Expert Recommendations:

  1. Stick to Reputable Brands: Avoid off-brand streaming devices that claim to offer "free" access to premium content. These devices are the primary targets for botnet recruitment.
  2. Verify Play Protect Certification: Consumers can check if their device is certified by visiting the official Google support pages regarding Play Protect.
  3. Audit Smart TV Apps: Research from Spur found that 42% of apps on LG’s webOS and over 25% on Samsung’s Tizen contain residential proxy SDKs.
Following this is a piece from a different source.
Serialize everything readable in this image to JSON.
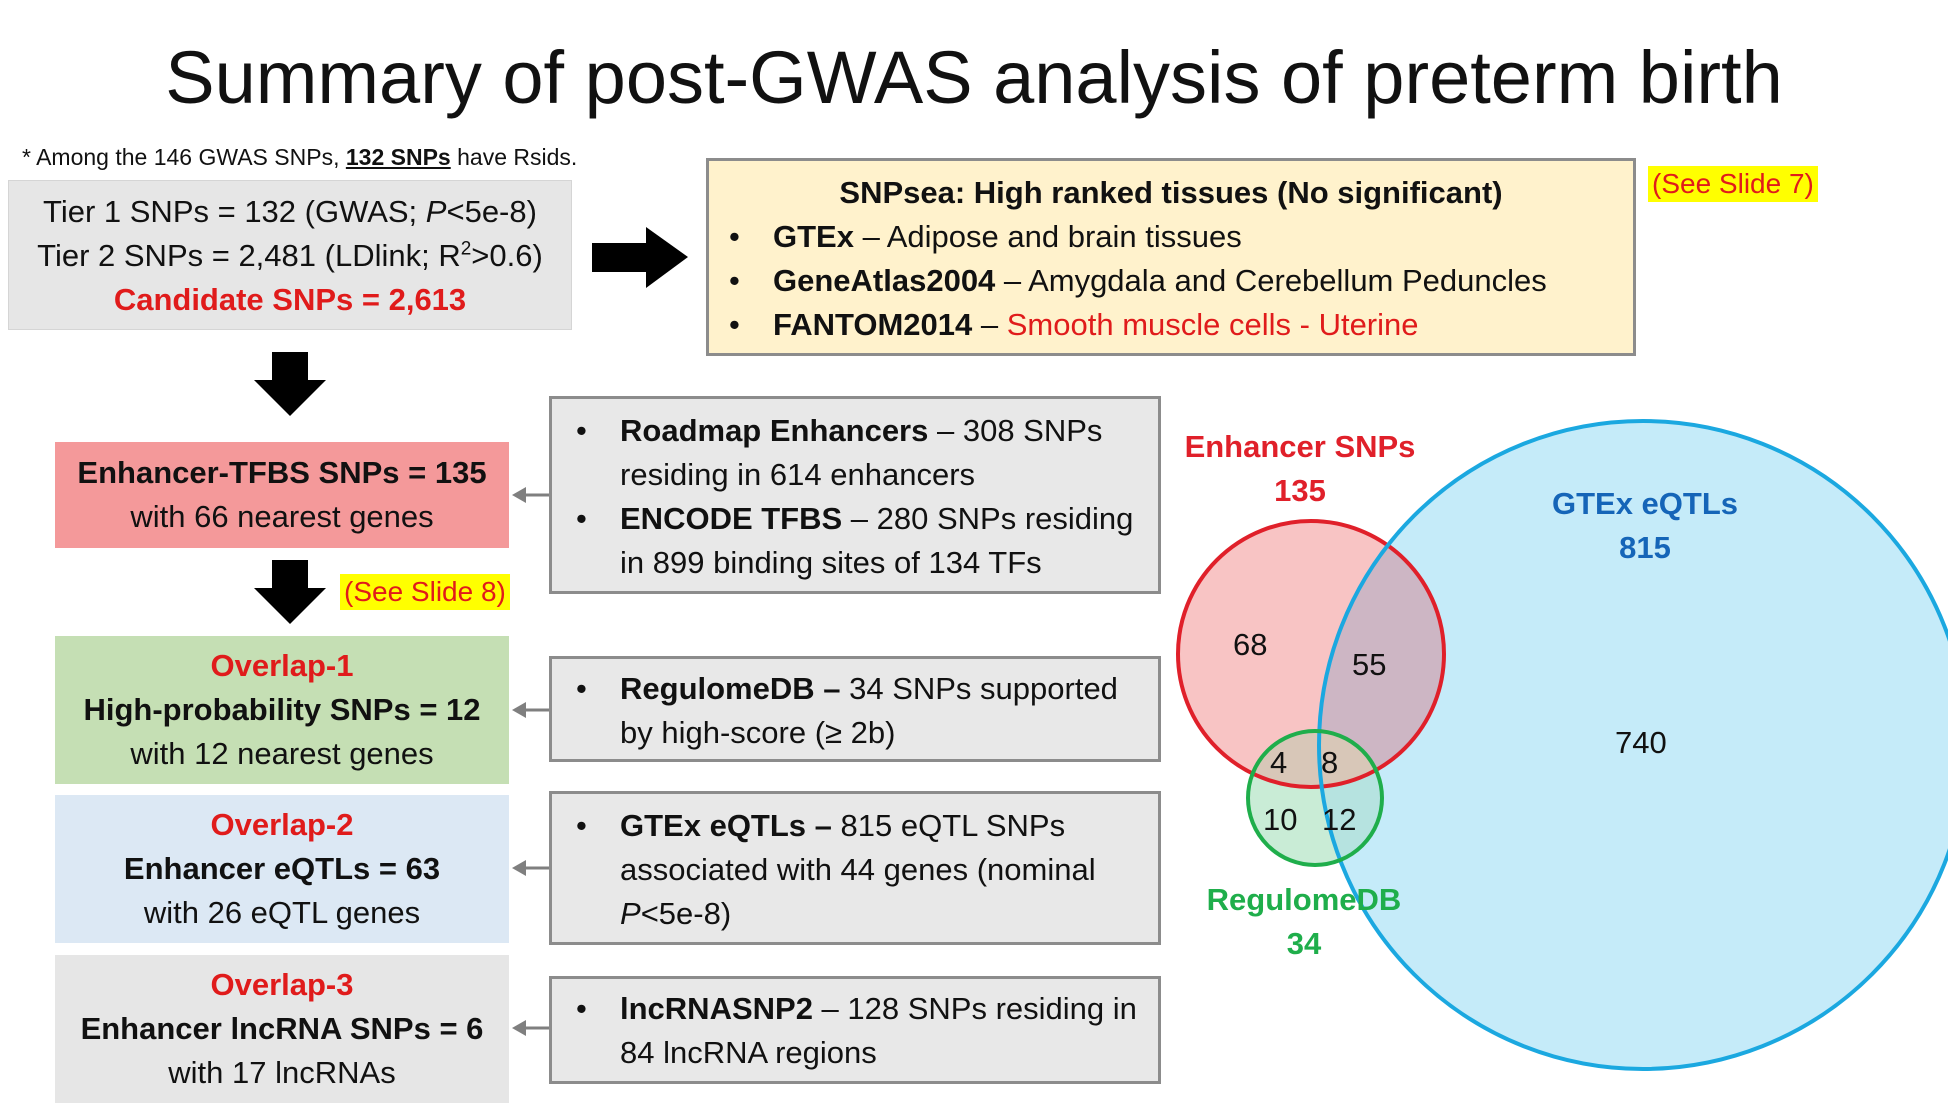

Users should audit their installed apps and remove any that are not essential or from unknown developers.
  4. Network Segmentation: Where possible, place "Internet of Things" (IoT) devices on a separate "guest" network to prevent them from communicating with sensitive personal computers or servers.

The Path Forward

While the FBI’s actions have dealt a severe blow to NetNut, the digital cat-and-mouse game continues. As Google noted, the industry must scale its efforts to target the infrastructure of interconnected providers. The dismantling of NetNut and the exposure of its integration with the Popa botnet serve as a warning to both cybercriminals and the companies that profit from the exploitation of consumer privacy: the era of unchecked residential proxy abuse is rapidly coming to an end.